Thanks for the long response Bradon, especially the part about the linear mixed model. That clarifies the main points on our side.

Also I didnt know about the other anova funtions from SW that are provided here. As our study is not fully crossed, but the number of cases read by each reader are the same and the readings are paired across the two modalities, I expect to be on the safe side and use the the normal approximation for the CIs. We will run some simulations with both methods the U-stat method and the ANOVA functions/SW method provided in the iMRMC package and compare the results to see the differences there.

Also thanks for providing the contact email for future consultings.

KR
Michael

[brandon-gallas]

We would be happy to hear what your simulations show. Please report back.

We would also like to better know who you are. That is why I shared my email, so you can share your full name and affiliation.

Si has submitted her work that treats arbitrary study designs and is awaiting the journal's response.
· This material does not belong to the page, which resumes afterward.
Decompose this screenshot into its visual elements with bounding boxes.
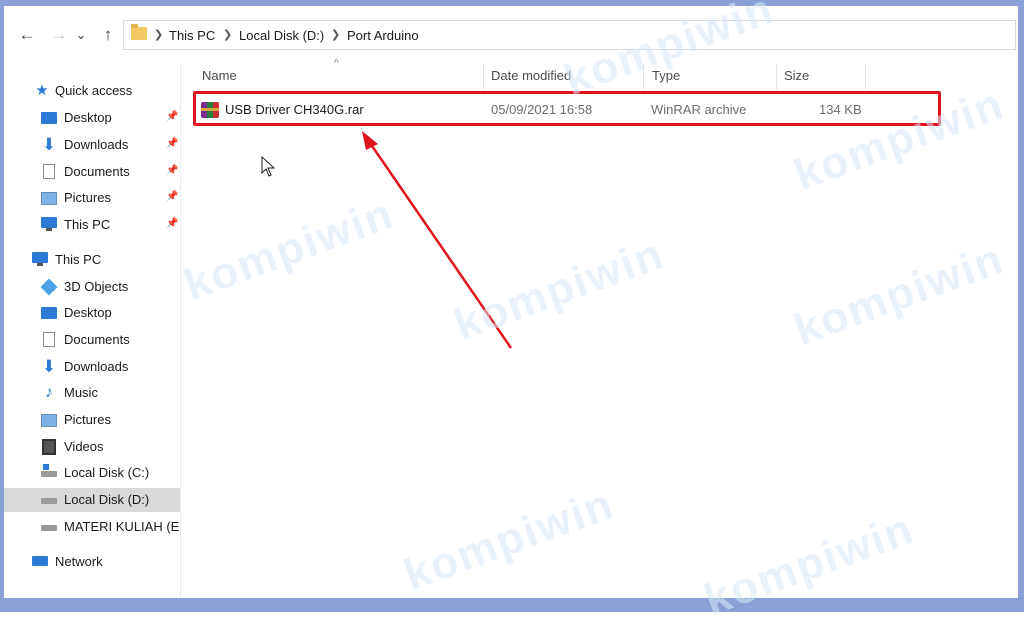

She might be willing to share that and the corresponding software, though it might depend on the review status.

Brandon

[MichaelBlin]

Thanks Brandon, I will share more details in a direct email contact to you, working for a bigger pharma company.
treating arbitrary designs / split-splot or randomized partially crossed design would be really great. For me what is needed a proper Test for the Differences between the two paired modalities for the MCMR study. The design described in the paper from you about the binary outcomes / U-statistic method + SW work on the three way anova is exactly what we need but for not fully crossed design and with arbitrary numerical outcome / scores and so on.